5. Il résulte de l’instruction que M. A... a déposé une demande de renouvellement de son titre de séjour le 5 novembre 2024 sur le site de l’administration numérique pour les étrangers en France. En l’absence de réponse dans un délai de quatre mois suivant l’enregistrement de sa demande de titre de séjour, une décision implicite de rejet est née le 5 mars 2025 du silence gardé par le préfet de la Seine-Saint-Denis en application des dispositions des articles R. 432-1 et R. 432-2 du code de l’entrée et du séjour des étrangers et du droit d’asile, nonobstant la circonstance qu’il se soit vu délivrer des attestations de prolongation de l’instruction postérieurement à ce délai. Par suite, à la date de l’enregistrement de sa requête et de la présente ordonnance, la mesure sollicitée par M. A... tendant à ce que le préfet procède à l’examen de sa demande de titre de séjour aurait pour effet de faire obstacle à l’exécution de cette décision implicite de rejet, quand bien même l’intéressé a depuis lors essayé de présenter à nouveau une demande identique. La mesure sollicitée ne saurait par ailleurs être regardée comme permettant de prévenir un péril grave. Dans ces conditions, le juge des référés ne peut, sans faire obstacle à l’exécution de cette décision implicite de rejet de sa demande de titre de séjour, faire droit aux conclusions de M. A... sur le fondement des dispositions de l’article L. 521-3 du code de justice administrative.
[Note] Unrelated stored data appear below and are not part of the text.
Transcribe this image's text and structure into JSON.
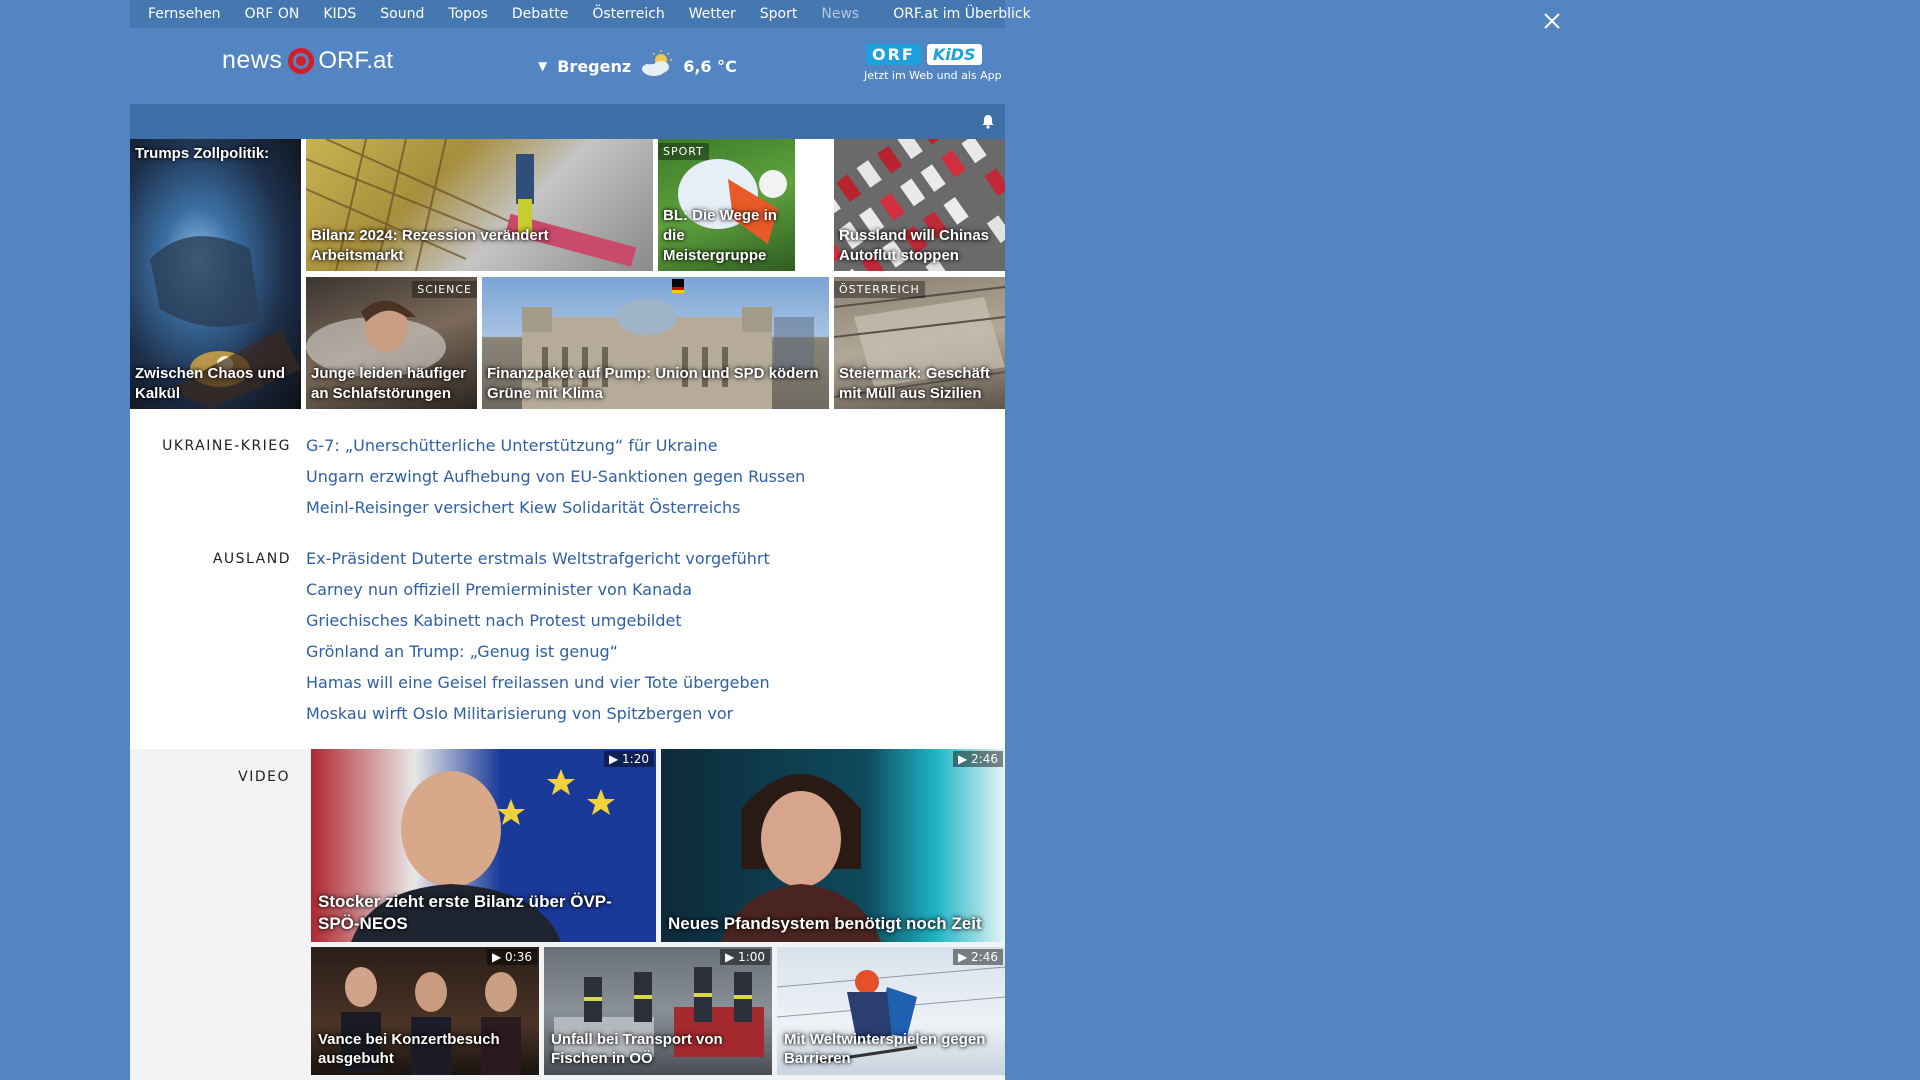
{
  "topnav": {
    "items": [
      "Fernsehen",
      "ORF ON",
      "KIDS",
      "Sound",
      "Topos",
      "Debatte",
      "Österreich",
      "Wetter",
      "Sport",
      "News"
    ],
    "active": "News",
    "overview": "ORF.at im Überblick"
  },
  "header": {
    "logo_news": "news",
    "logo_orf": "ORF.at",
    "weather": {
      "city": "Bregenz",
      "temp": "6,6 °C"
    },
    "kids": {
      "orf": "ORF",
      "kids": "KiDS",
      "tagline": "Jetzt im Web und als App"
    }
  },
  "tiles": [
    {
      "title": "Trumps Zollpolitik:",
      "title2": "Zwischen Chaos und Kalkül",
      "tag": ""
    },
    {
      "title": "Bilanz 2024: Rezession verändert Arbeitsmarkt",
      "tag": ""
    },
    {
      "title": "BL: Die Wege in die Meistergruppe",
      "tag": "SPORT"
    },
    {
      "title": "Russland will Chinas Autoflut stoppen",
      "tag": ""
    },
    {
      "title": "Junge leiden häufiger an Schlafstörungen",
      "tag": "SCIENCE"
    },
    {
      "title": "Finanzpaket auf Pump: Union und SPD ködern Grüne mit Klima",
      "tag": ""
    },
    {
      "title": "Steiermark: Geschäft mit Müll aus Sizilien",
      "tag": "ÖSTERREICH"
    }
  ],
  "sections": [
    {
      "label": "UKRAINE-KRIEG",
      "items": [
        "G-7: „Unerschütterliche Unterstützung“ für Ukraine",
        "Ungarn erzwingt Aufhebung von EU-Sanktionen gegen Russen",
        "Meinl-Reisinger versichert Kiew Solidarität Österreichs"
      ]
    },
    {
      "label": "AUSLAND",
      "items": [
        "Ex-Präsident Duterte erstmals Weltstrafgericht vorgeführt",
        "Carney nun offiziell Premierminister von Kanada",
        "Griechisches Kabinett nach Protest umgebildet",
        "Grönland an Trump: „Genug ist genug“",
        "Hamas will eine Geisel freilassen und vier Tote übergeben",
        "Moskau wirft Oslo Militarisierung von Spitzbergen vor"
      ]
    }
  ],
  "video": {
    "label": "VIDEO",
    "items": [
      {
        "title": "Stocker zieht erste Bilanz über ÖVP-SPÖ-NEOS",
        "duration": "1:20"
      },
      {
        "title": "Neues Pfandsystem benötigt noch Zeit",
        "duration": "2:46"
      },
      {
        "title": "Vance bei Konzertbesuch ausgebuht",
        "duration": "0:36"
      },
      {
        "title": "Unfall bei Transport von Fischen in OÖ",
        "duration": "1:00"
      },
      {
        "title": "Mit Weltwinterspielen gegen Barrieren",
        "duration": "2:46"
      }
    ]
  },
  "colors": {
    "page_bg": "#5285c2",
    "nav_bg": "#4577b0",
    "link": "#2f60a4",
    "orf_red": "#d0202c"
  }
}
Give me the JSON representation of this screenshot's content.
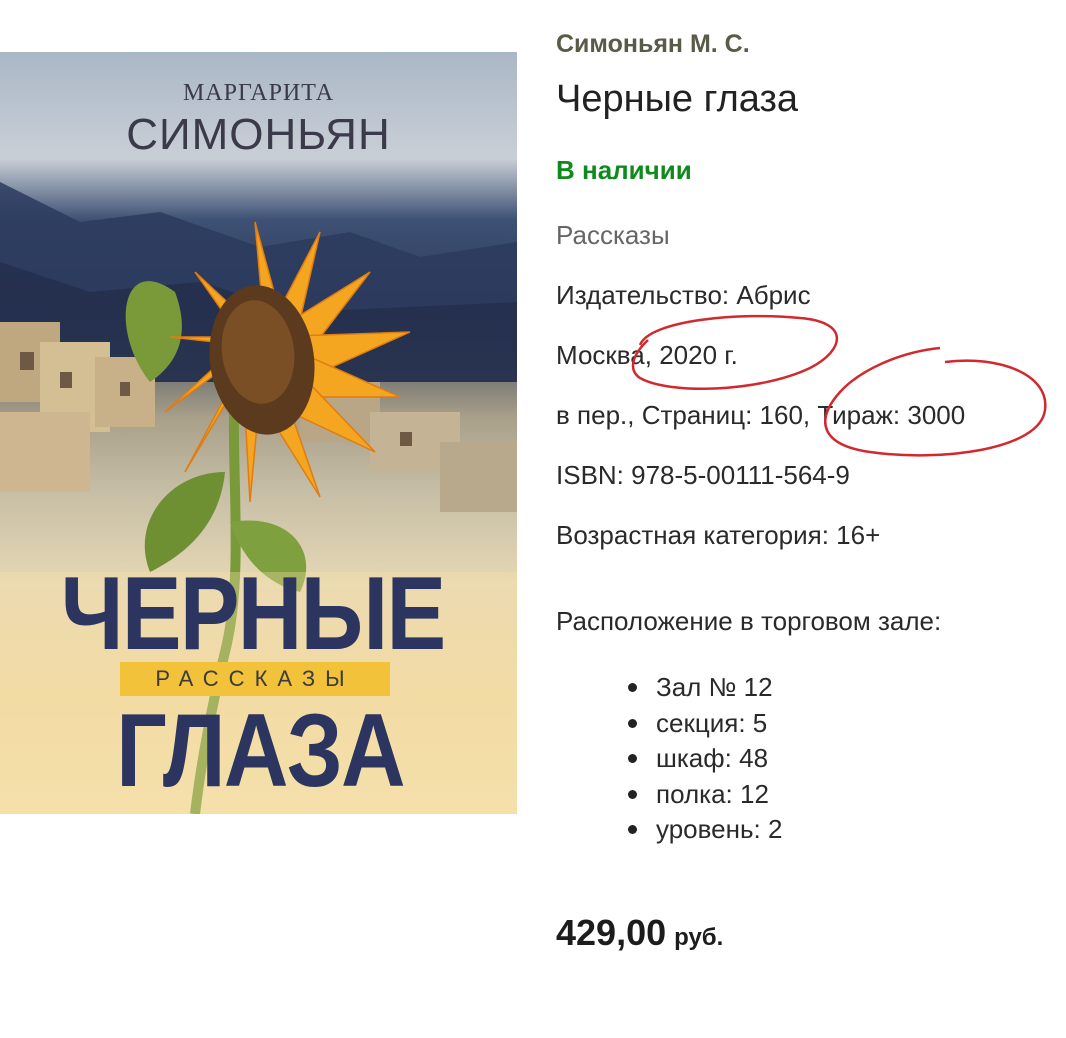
{
  "cover": {
    "author_first": "МАРГАРИТА",
    "author_last": "СИМОНЬЯН",
    "title_line1": "ЧЕРНЫЕ",
    "subtitle": "РАССКАЗЫ",
    "title_line2": "ГЛАЗА"
  },
  "product": {
    "author": "Симоньян М. С.",
    "title": "Черные глаза",
    "availability": "В наличии",
    "genre": "Рассказы",
    "publisher": "Издательство: Абрис",
    "city_year": "Москва, 2020 г.",
    "pages_print_run": "в пер., Страниц: 160, Тираж: 3000",
    "isbn": "ISBN: 978-5-00111-564-9",
    "age_category": "Возрастная категория: 16+"
  },
  "location": {
    "heading": "Расположение в торговом зале:",
    "items": [
      "Зал № 12",
      "секция: 5",
      "шкаф: 48",
      "полка: 12",
      "уровень: 2"
    ]
  },
  "price": {
    "amount": "429,00",
    "currency": "руб."
  },
  "colors": {
    "availability": "#0f8a1c",
    "annotation": "#d0292e",
    "cover_title": "#2b3560"
  }
}
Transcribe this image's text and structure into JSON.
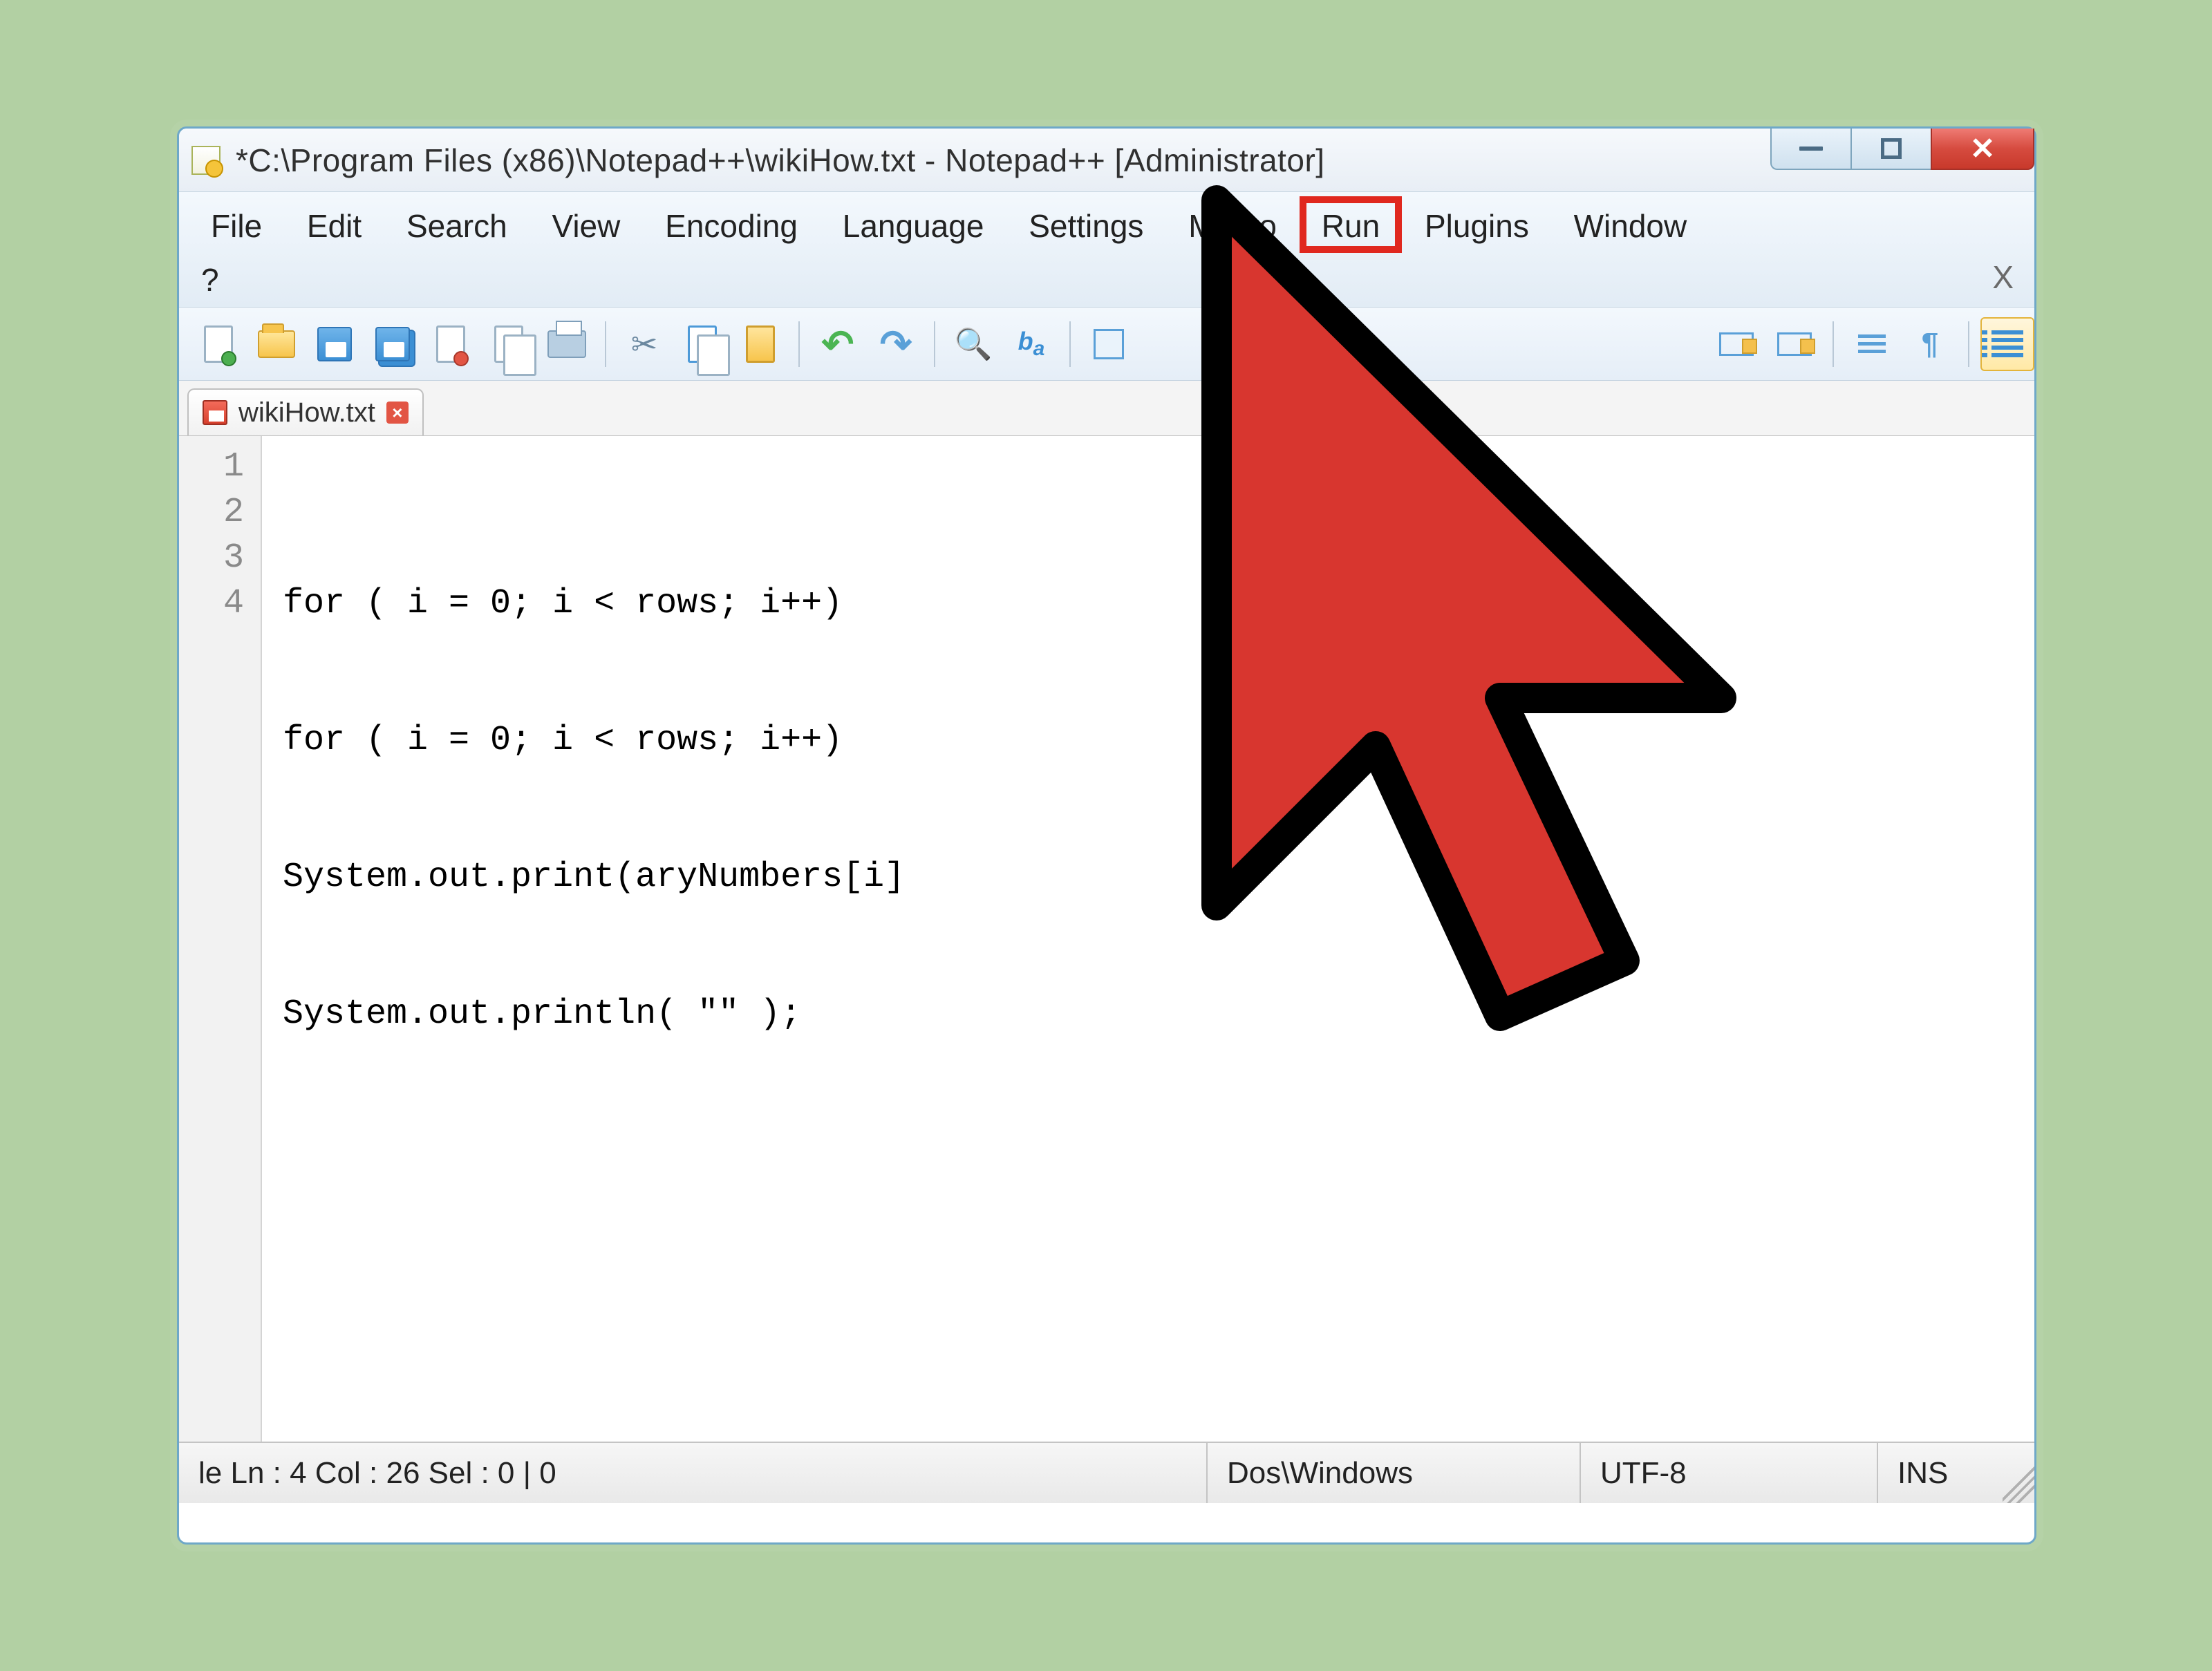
{
  "titlebar": {
    "title": "*C:\\Program Files (x86)\\Notepad++\\wikiHow.txt - Notepad++ [Administrator]"
  },
  "menus": {
    "file": "File",
    "edit": "Edit",
    "search": "Search",
    "view": "View",
    "encoding": "Encoding",
    "language": "Language",
    "settings": "Settings",
    "macro": "Macro",
    "run": "Run",
    "plugins": "Plugins",
    "window": "Window",
    "help": "?",
    "close_x": "X"
  },
  "tab": {
    "label": "wikiHow.txt",
    "close": "×"
  },
  "gutter": {
    "l1": "1",
    "l2": "2",
    "l3": "3",
    "l4": "4"
  },
  "code": {
    "l1": "for ( i = 0; i < rows; i++)",
    "l2": "for ( i = 0; i < rows; i++)",
    "l3": "System.out.print(aryNumbers[i]",
    "l4": "System.out.println( \"\" );"
  },
  "status": {
    "pos": "le Ln : 4    Col : 26    Sel : 0 | 0",
    "eol": "Dos\\Windows",
    "enc": "UTF-8",
    "ins": "INS"
  },
  "highlight": {
    "target": "run"
  }
}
6. Il résulte de tout ce qui précède que les conclusions aux fins d’injonction présentées par M. A... ainsi que, par voie de conséquence, celles présentées au titre des frais du litige, doivent être rejetées comme manifestement dénuées de fondement en application de l’article L. 522-3 du code de justice administrative.


O R D O N N E :


Article 1er : La requête de M. A... est rejetée.

Article 2 : La présente ordonnance sera notifiée à M. B... A....



Fait à Montreuil, le 27 janvier 2026.


Le juge des référés,





P. C...


La République mande et ordonne au ministre de l’intérieur en ce qui le concerne ou à tous commissaires de justice à ce requis en ce qui concerne les voies de droit commun contre les parties privées, de pourvoir à l’exécution de la présente décision.